だがまさか死んでいるとは。そんな気持ちでいっぱいだ。
人形めいた浮世離れした容姿をして生の香りをさせなかった彼があっさり死んだ。生の香りをさせず、危険な仕事をしながらもしぶとく生きていた彼はもうこの世にいない。

最後まで彼は私に愛なんて語らなかった。



「好きだ」

行為中もピロートークの中でも愛を語る男は嫌いではないが好きでもない。体感してみて始めてわかった。
体感してみないとわからないことは以外と多いんだなとそれに気づいた時ぼんやり思った。
「ねぇ…生きてる?」
盛り上がっていたのも終わり互いにうつらうつらしていた時にふと、なんとなく聞いてみた。
突然の脈略のない質問に男は困惑したように笑う。
まぁ、そうなるかと諦めつつ昔と同じように男の胸にそっと掌を当てると、どくどくと規則的な音が掌に伝わる。全く同じだ。それもそうだ彼もこの男も人間で、生きているのだから。

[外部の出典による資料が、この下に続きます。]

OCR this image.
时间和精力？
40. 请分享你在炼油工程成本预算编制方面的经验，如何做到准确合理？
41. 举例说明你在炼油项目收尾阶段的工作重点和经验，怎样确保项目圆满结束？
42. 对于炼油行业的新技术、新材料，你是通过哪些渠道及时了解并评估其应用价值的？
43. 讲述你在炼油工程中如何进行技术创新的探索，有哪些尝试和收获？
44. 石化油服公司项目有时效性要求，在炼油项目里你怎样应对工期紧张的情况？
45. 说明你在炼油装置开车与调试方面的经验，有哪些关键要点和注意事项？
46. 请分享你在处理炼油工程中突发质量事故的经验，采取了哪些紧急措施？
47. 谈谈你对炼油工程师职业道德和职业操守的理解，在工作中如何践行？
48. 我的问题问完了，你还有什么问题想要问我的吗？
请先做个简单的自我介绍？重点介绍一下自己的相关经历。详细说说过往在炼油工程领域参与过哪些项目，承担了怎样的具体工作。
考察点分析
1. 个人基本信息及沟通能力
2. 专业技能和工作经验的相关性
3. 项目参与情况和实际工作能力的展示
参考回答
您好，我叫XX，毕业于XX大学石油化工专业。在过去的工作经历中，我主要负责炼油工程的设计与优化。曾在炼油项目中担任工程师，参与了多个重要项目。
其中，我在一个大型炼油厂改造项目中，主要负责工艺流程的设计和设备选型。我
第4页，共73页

だけどどうしようもなく生の香りを感じさせなかった癖に心地よくリズムを刻んでいた彼の心臓の音が懐かしくてたまらなくなった。

「俺はしっかり生きてるよ」
「…本当だね」



行けるものなら行ってみろ。まさにその通りだ。あの自信と挑発は妥当であったのだ。
愛を語らなくとも彼は私を縛り付けたのだ。私は自由なんかではなかった。